Florida’s orange crop this year will be nearly a third smaller than last year, and one of the smallest in decades after Hurricane Ian devastated citrus groves last month, the U.S. Department of Agriculture said Wednesday.
Why it matters: A smaller citrus crop could lead to higher prices, and orange prices have already increased 14.4% over the past year with inflation as of August, according to the Consumer Price Index.
- Juices and nonalcoholic beverages rose 13.1% year-over-year, the CPI showed.
Driving the news: California is projected to surpass Florida as the top orange producer in the country for the 2022-2023 harvest, according to Wednesday's report.
By the numbers: Florida’s orange crop is expected to be the smallest since the early 1940s, according to historical data. Wednesday's USDA report showed:
- The forecast for all Florida oranges for 2022-2023 is 28 million boxes, compared to 41 million in 2021-2022, down from 67.4 million boxes in 2019-2020.

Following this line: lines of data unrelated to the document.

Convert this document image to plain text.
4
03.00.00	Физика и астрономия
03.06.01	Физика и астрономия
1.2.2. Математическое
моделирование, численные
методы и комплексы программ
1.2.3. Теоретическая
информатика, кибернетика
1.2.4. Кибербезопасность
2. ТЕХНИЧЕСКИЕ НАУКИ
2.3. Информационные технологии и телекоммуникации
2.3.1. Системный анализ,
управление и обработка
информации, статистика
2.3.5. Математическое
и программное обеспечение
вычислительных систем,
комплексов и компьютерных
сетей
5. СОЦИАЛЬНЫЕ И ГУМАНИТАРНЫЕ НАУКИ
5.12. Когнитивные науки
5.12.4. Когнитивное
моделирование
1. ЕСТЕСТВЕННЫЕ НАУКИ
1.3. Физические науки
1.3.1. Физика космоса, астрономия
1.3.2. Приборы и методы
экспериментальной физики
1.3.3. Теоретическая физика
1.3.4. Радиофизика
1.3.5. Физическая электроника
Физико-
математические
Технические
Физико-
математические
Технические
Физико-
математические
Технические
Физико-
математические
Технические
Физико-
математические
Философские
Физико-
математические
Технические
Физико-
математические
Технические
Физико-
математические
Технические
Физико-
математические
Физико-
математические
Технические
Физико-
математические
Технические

- California is projected to produce nearly 62% of the nation's oranges with 47.1 million 80-pound boxes, up from 40.4 million last year but down from 54.1 in 2019-2020.
- The U.S. total for all oranges for 2022-2023 is forecasted at 76.3 million down from 81.7 million last year and 122.8 million in 2019-2020.
Meanwhile, orange juice futures rose as much as 0.8% to $1.92 a pound, a 50% increase in the last 12 months.
Flashback: Florida's crop decline is not just damage from Hurricane Ian. In January, the crop was expected to be the smallest in over 75 years with a projected 44.5 million 90-pound boxes, the Associated Press reported.
- Citrus greening, a bacteria that can cause fruit drops and kill citrus trees, is part of the reason for the quarter-century slide.
What they’re saying: Florida Agriculture Commissioner Nikki Fried said Hurricane Ian ravaged 375,000 acres of commercial citrus and the forecast will be “an invaluable baseline” in predicting additional crop loss.
- “It is heartbreaking to see such an iconic Florida industry hurting right now,” Fried said in a statement, pledging her support to citrus growers.
What’s next: Expect more imports from other countries. A USDA report from July said "favorable weather in Brazil and Turkey leads to larger crops that more than offset" lower production in Egypt, the European Union and the U.S.